Fig1: How DAFi aims at bridging manual gating and automated clustering techniques.

Reported advantages of DAFi

Several advantages of DAFi have been reported (see original publication):

  • Better separation of poorly-resolved populations
  • Abrupt cut in manual gating vs “natural” shape of data distribution in DAFi
  • Higher interpretability of automated clustering
  • When used recursively, higher chances of finding smaller populations than in automated clustering
  • Effective use of human knowledge in guiding automated algorithms

ezDAFi in action: DAFi from inside Flowjo

Our new implementation of DAFi relies on R and several R packages, in particular flowWorkspace and FlowSOM, to bring DAFi to FlowJo in the form of an easy-to-use plugin.

The plugin automatically imports single-cell data and FlowJo-derived gating strategies into R, builds single cell representations with either self-organizing maps (SOM, preferable) or k-means, and updates single cell identities according to the location of their nearest cluster centroid within the gating tree. The plugin can be used to refine gated populations in FlowJo, allowing for the visual check and re-use of DAFi gated cells in downstream analysis, such as building stats and plots.
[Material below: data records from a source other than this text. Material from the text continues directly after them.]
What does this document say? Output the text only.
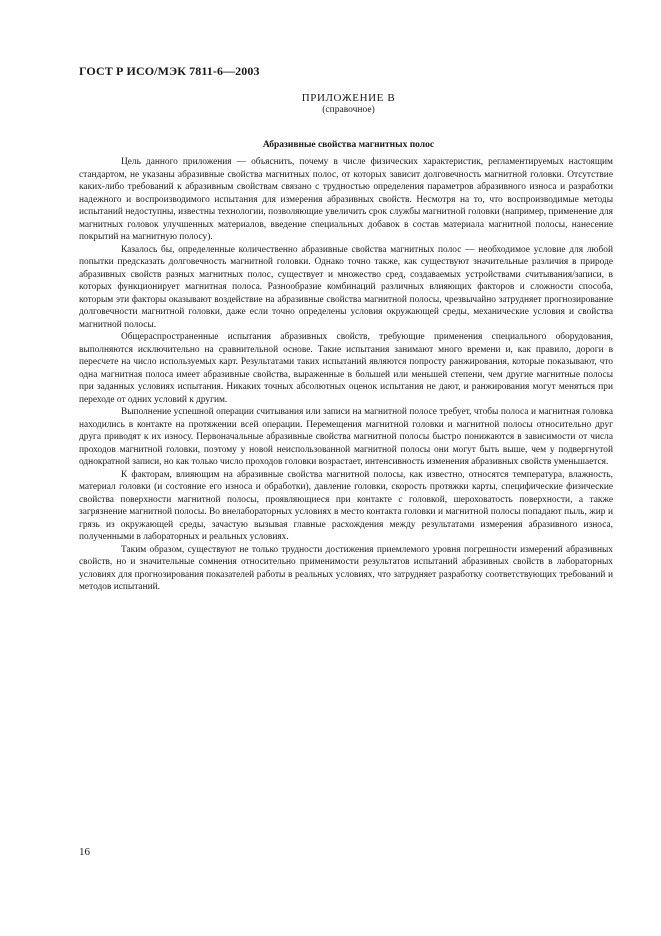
ГОСТ Р ИСО/МЭК 7811-6—2003
ПРИЛОЖЕНИЕ В
(справочное)
Абразивные свойства магнитных полос

Цель данного приложения — объяснить, почему в числе физических характеристик, регламентируемых настоящим стандартом, не указаны абразивные свойства магнитных полос, от которых зависит долговечность магнитной головки. Отсутствие каких-либо требований к абразивным свойствам связано с трудностью определения параметров абразивного износа и разработки надежного и воспроизводимого испытания для измерения абразивных свойств. Несмотря на то, что воспроизводимые методы испытаний недоступны, известны технологии, позволяющие увеличить срок службы магнитной головки (например, применение для магнитных головок улучшенных материалов, введение специальных добавок в состав материала магнитной полосы, нанесение покрытий на магнитную полосу).

Казалось бы, определенные количественно абразивные свойства магнитных полос — необходимое условие для любой попытки предсказать долговечность магнитной головки. Однако точно также, как существуют значительные различия в природе абразивных свойств разных магнитных полос, существует и множество сред, создаваемых устройствами считывания/записи, в которых функционирует магнитная полоса. Разнообразие комбинаций различных влияющих факторов и сложности способа, которым эти факторы оказывают воздействие на абразивные свойства магнитной полосы, чрезвычайно затрудняет прогнозирование долговечности магнитной головки, даже если точно определены условия окружающей среды, механические условия и свойства магнитной полосы.

Общераспространенные испытания абразивных свойств, требующие применения специального оборудования, выполняются исключительно на сравнительной основе. Такие испытания занимают много времени и, как правило, дороги в пересчете на число используемых карт. Результатами таких испытаний являются попросту ранжирования, которые показывают, что одна магнитная полоса имеет абразивные свойства, выраженные в большей или меньшей степени, чем другие магнитные полосы при заданных условиях испытания. Никаких точных абсолютных оценок испытания не дают, и ранжирования могут меняться при переходе от одних условий к другим.

Выполнение успешной операции считывания или записи на магнитной полосе требует, чтобы полоса и магнитная головка находились в контакте на протяжении всей операции. Перемещения магнитной головки и магнитной полосы относительно друг друга приводят к их износу. Первоначальные абразивные свойства магнитной полосы быстро понижаются в зависимости от числа проходов магнитной головки, поэтому у новой неиспользованной магнитной полосы они могут быть выше, чем у подвергнутой однократной записи, но как только число проходов головки возрастает, интенсивность изменения абразивных свойств уменьшается.

К факторам, влияющим на абразивные свойства магнитной полосы, как известно, относятся температура, влажность, материал головки (и состояние его износа и обработки), давление головки, скорость протяжки карты, специфические физические свойства поверхности магнитной полосы, проявляющиеся при контакте с головкой, шероховатость поверхности, а также загрязнение магнитной полосы. Во внелабораторных условиях в место контакта головки и магнитной полосы попадают пыль, жир и грязь из окружающей среды, зачастую вызывая главные расхождения между результатами измерения абразивного износа, полученными в лабораторных и реальных условиях.

Таким образом, существуют не только трудности достижения приемлемого уровня погрешности измерений абразивных свойств, но и значительные сомнения относительно применимости результатов испытаний абразивных свойств в лабораторных условиях для прогнозирования показателей работы в реальных условиях, что затрудняет разработку соответствующих требований и методов испытаний.

16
While building the gating tree, the user can select a parent population, call the plugin and refine all of its child populations using DAFi.

Fig2: Selecting “Single Cells” and running the plugin will refine either all gates down the hierarchy from “Single Cells” or only the immediate children, depending on user input. In this case, we only show one example of one immediate child gate, the “CD3, CD45 subset”. Please note how the DAFi-refined population shows a much more natural distribution of the parameters after gating.
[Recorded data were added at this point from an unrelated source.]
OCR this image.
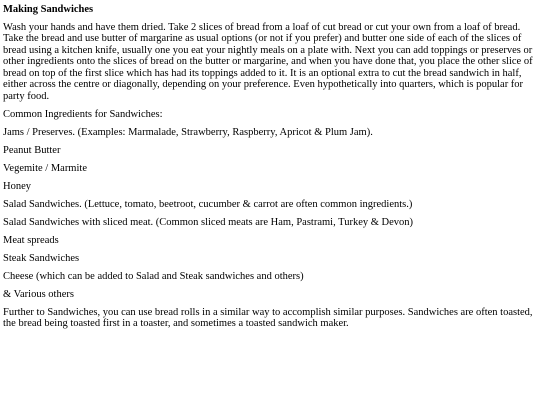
Making Sandwiches

Wash your hands and have them dried. Take 2 slices of bread from a loaf of cut bread or cut your own from a loaf of bread. Take the bread and use butter of margarine as usual options (or not if you prefer) and butter one side of each of the slices of bread using a kitchen knife, usually one you eat your nightly meals on a plate with. Next you can add toppings or preserves or other ingredients onto the slices of bread on the butter or margarine, and when you have done that, you place the other slice of bread on top of the first slice which has had its toppings added to it. It is an optional extra to cut the bread sandwich in half, either across the centre or diagonally, depending on your preference. Even hypothetically into quarters, which is popular for party food.

Common Ingredients for Sandwiches:

Jams / Preserves. (Examples: Marmalade, Strawberry, Raspberry, Apricot & Plum Jam).

Peanut Butter

Vegemite / Marmite

Honey

Salad Sandwiches. (Lettuce, tomato, beetroot, cucumber & carrot are often common ingredients.)

Salad Sandwiches with sliced meat. (Common sliced meats are Ham, Pastrami, Turkey & Devon)

Meat spreads

Steak Sandwiches

Cheese (which can be added to Salad and Steak sandwiches and others)

& Various others

Further to Sandwiches, you can use bread rolls in a similar way to accomplish similar purposes. Sandwiches are often toasted, the bread being toasted first in a toaster, and sometimes a toasted sandwich maker.
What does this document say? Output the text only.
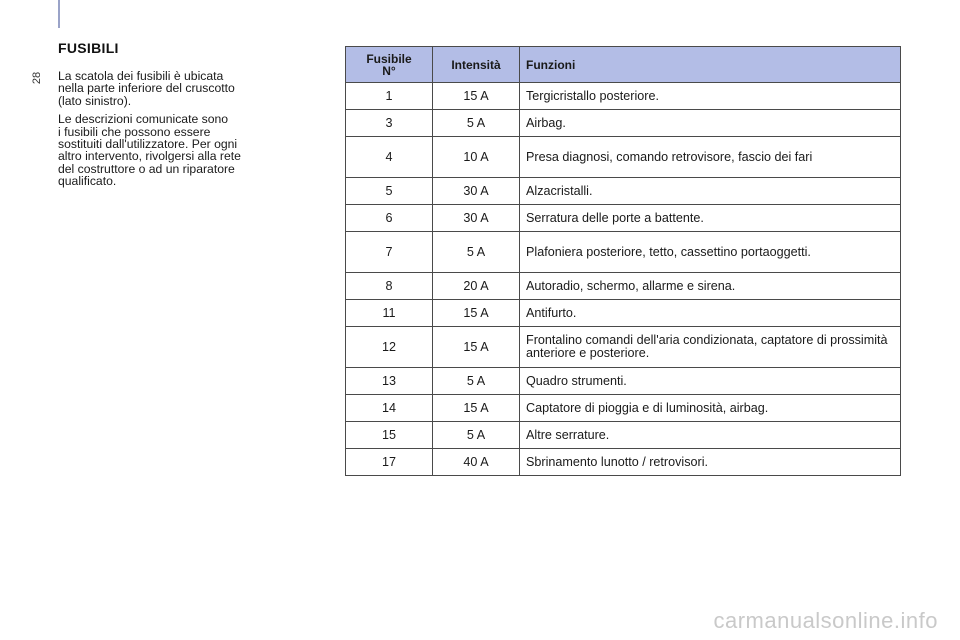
28
FUSIBILI

La scatola dei fusibili è ubicata
nella parte inferiore del cruscotto
(lato sinistro).

Le descrizioni comunicate sono
i fusibili che possono essere
sostituiti dall'utilizzatore. Per ogni
altro intervento, rivolgersi alla rete
del costruttore o ad un riparatore
qualificato.

Fusibile
N°	Intensità	Funzioni
1	15 A	Tergicristallo posteriore.
3	5 A	Airbag.
4	10 A	Presa diagnosi, comando retrovisore, fascio dei fari
5	30 A	Alzacristalli.
6	30 A	Serratura delle porte a battente.
7	5 A	Plafoniera posteriore, tetto, cassettino portaoggetti.
8	20 A	Autoradio, schermo, allarme e sirena.
11	15 A	Antifurto.
12	15 A	Frontalino comandi dell'aria condizionata, captatore di prossimità anteriore e posteriore.
13	5 A	Quadro strumenti.
14	15 A	Captatore di pioggia e di luminosità, airbag.
15	5 A	Altre serrature.
17	40 A	Sbrinamento lunotto / retrovisori.
carmanualsonline.info
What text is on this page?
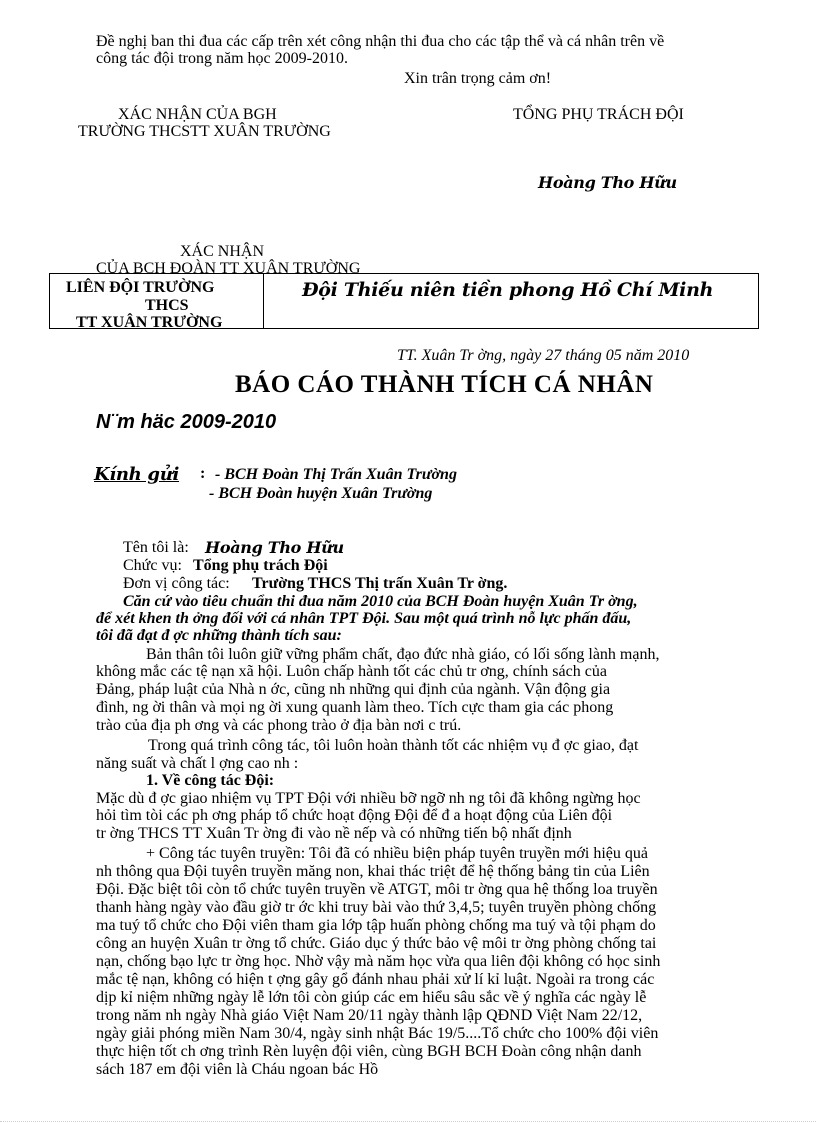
Đề nghị ban thi đua các cấp trên xét công nhận thi đua cho các tập thể và cá nhân trên về
công tác đội trong năm học 2009-2010.
Xin trân trọng cảm ơn!
XÁC NHẬN CỦA BGH
TRƯỜNG THCSTT XUÂN TRƯỜNG
TỔNG PHỤ TRÁCH ĐỘI
Hoàng Tho Hữu
XÁC NHẬN
CỦA BCH ĐOÀN TT XUÂN TRƯỜNG
LIÊN ĐỘI TRƯỜNG
THCS
TT XUÂN TRƯỜNG
Đội Thiếu niên tiền phong Hồ Chí Minh
TT. Xuân Tr ờng, ngày 27 tháng 05 năm 2010
BÁO CÁO THÀNH TÍCH CÁ NHÂN
N¨m häc 2009-2010
Kính gửi : - BCH Đoàn Thị Trấn Xuân Trường
- BCH Đoàn huyện Xuân Trường
Tên tôi là: Hoàng Tho Hữu
Chức vụ: Tổng phụ trách Đội
Đơn vị công tác: Trường THCS Thị trấn Xuân Tr ờng.
Căn cứ vào tiêu chuẩn thi đua năm 2010 của BCH Đoàn huyện Xuân Tr ờng,
để xét khen th ởng đối với cá nhân TPT Đội. Sau một quá trình nỗ lực phấn đấu,
tôi đã đạt đ ợc những thành tích sau:
Bản thân tôi luôn giữ vững phẩm chất, đạo đức nhà giáo, có lối sống lành mạnh,
không mắc các tệ nạn xã hội. Luôn chấp hành tốt các chủ tr ơng, chính sách của
Đảng, pháp luật của Nhà n ớc, cũng nh những qui định của ngành. Vận động gia
đình, ng ời thân và mọi ng ời xung quanh làm theo. Tích cực tham gia các phong
trào của địa ph ơng và các phong trào ở địa bàn nơi c trú.
Trong quá trình công tác, tôi luôn hoàn thành tốt các nhiệm vụ đ ợc giao, đạt
năng suất và chất l ợng cao nh :
1. Về công tác Đội:
Mặc dù đ ợc giao nhiệm vụ TPT Đội với nhiều bỡ ngỡ nh ng tôi đã không ngừng học
hỏi tìm tòi các ph ơng pháp tổ chức hoạt động Đội để đ a hoạt động của Liên đội
tr ờng THCS TT Xuân Tr ờng đi vào nề nếp và có những tiến bộ nhất định
+ Công tác tuyên truyền: Tôi đã có nhiều biện pháp tuyên truyền mới hiệu quả
nh thông qua Đội tuyên truyền măng non, khai thác triệt để hệ thống bảng tin của Liên
Đội. Đặc biệt tôi còn tổ chức tuyên truyền về ATGT, môi tr ờng qua hệ thống loa truyền
thanh hàng ngày vào đầu giờ tr ớc khi truy bài vào thứ 3,4,5; tuyên truyền phòng chống
ma tuý tổ chức cho Đội viên tham gia lớp tập huấn phòng chống ma tuý và tội phạm do
công an huyện Xuân tr ờng tổ chức. Giáo dục ý thức bảo vệ môi tr ờng phòng chống tai
nạn, chống bạo lực tr ờng học. Nhờ vậy mà năm học vừa qua liên đội không có học sinh
mắc tệ nạn, không có hiện t ợng gây gổ đánh nhau phải xử lí kỉ luật. Ngoài ra trong các
dịp kỉ niệm những ngày lễ lớn tôi còn giúp các em hiểu sâu sắc về ý nghĩa các ngày lễ
trong năm nh ngày Nhà giáo Việt Nam 20/11 ngày thành lập QĐND Việt Nam 22/12,
ngày giải phóng miền Nam 30/4, ngày sinh nhật Bác 19/5....Tổ chức cho 100% đội viên
thực hiện tốt ch ơng trình Rèn luyện đội viên, cùng BGH BCH Đoàn công nhận danh
sách 187 em đội viên là Cháu ngoan bác Hồ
The user can also build the whole gating tree first and then apply DAFi to a upstream population for the plugin to refine all children and children of children of that population. This feature allows for DAFi to be used recursively throughout several levels of the gating tree without additional human interaction. This way, all sub-populations downstream of the selected gate will be refined by DAFi.

Conclusion

Our new plugin brings the power of DAFi to FlowJo, the most widely used single cell flow cytometry data analysis platform. This new implementation allows for the use of DAFi on the fly, giving the user the flexibility to re-use DAFi-refined populations with any of FlowJo’s downstream analysis capabilities.
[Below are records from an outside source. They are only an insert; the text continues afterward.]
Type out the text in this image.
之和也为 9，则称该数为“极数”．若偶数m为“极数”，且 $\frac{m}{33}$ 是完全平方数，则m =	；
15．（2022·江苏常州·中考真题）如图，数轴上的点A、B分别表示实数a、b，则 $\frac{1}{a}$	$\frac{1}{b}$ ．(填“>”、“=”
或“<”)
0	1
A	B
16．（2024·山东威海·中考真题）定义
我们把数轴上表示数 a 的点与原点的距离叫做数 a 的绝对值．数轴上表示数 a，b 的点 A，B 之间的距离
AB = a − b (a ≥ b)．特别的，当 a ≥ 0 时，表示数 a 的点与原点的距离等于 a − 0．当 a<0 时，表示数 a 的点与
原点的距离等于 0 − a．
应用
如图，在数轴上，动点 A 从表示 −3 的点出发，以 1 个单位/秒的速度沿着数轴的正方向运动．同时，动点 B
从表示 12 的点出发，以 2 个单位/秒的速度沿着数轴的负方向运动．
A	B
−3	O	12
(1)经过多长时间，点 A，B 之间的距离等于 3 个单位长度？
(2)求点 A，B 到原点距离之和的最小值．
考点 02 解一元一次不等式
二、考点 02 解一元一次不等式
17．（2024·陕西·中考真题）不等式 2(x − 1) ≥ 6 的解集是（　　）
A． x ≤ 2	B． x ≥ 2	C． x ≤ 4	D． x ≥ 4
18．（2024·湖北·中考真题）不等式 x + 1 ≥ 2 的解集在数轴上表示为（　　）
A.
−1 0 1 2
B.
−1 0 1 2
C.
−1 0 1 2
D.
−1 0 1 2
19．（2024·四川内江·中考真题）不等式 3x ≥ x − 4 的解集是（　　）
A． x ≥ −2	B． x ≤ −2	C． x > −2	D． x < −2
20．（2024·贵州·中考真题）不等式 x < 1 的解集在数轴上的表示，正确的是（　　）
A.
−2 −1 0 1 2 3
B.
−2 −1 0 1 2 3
Notes, Source and How To Use

Processing time

  • First run can take a few minutes to install required R packages.
  • Otherwise, lightning fast: just a few seconds per gate, even for tens of thousand of cells.

Visual Guide With an Example

Population that we will cluster: CD8-CD4+.

Gates that we will refine with DAFi:

  • “nonTreg”
  • “CD45-RA, CD185 subset” among nonTregs
  • “Treg”

After selecting population of interest, click on “Workspace”, “plugins” and “DAFi”. Select parameters for clustering among other options.

After hitting OK, the plugin runs for a few seconds (about 10-20sec for default number of clusters; the first run may take a few minutes to install packages; when running on a Mac for the first time, the user will need to instal XCode and gfortran [see installation instructions above]).

Derived parameters and gated populations are imported back into FlowJo automatically. Please note how the plugin ran DAFi on the whole tree down from “CD8-CD4+” (this behavior can be turned off to DAFi only the immediate children).

DAFi populations behave just like FlowJo native populations! They can be plotted, gated, used in layouts and stats! Please note, however, that one cannot call the plugin on a child or grandchild of a previous DAFi gate, yet.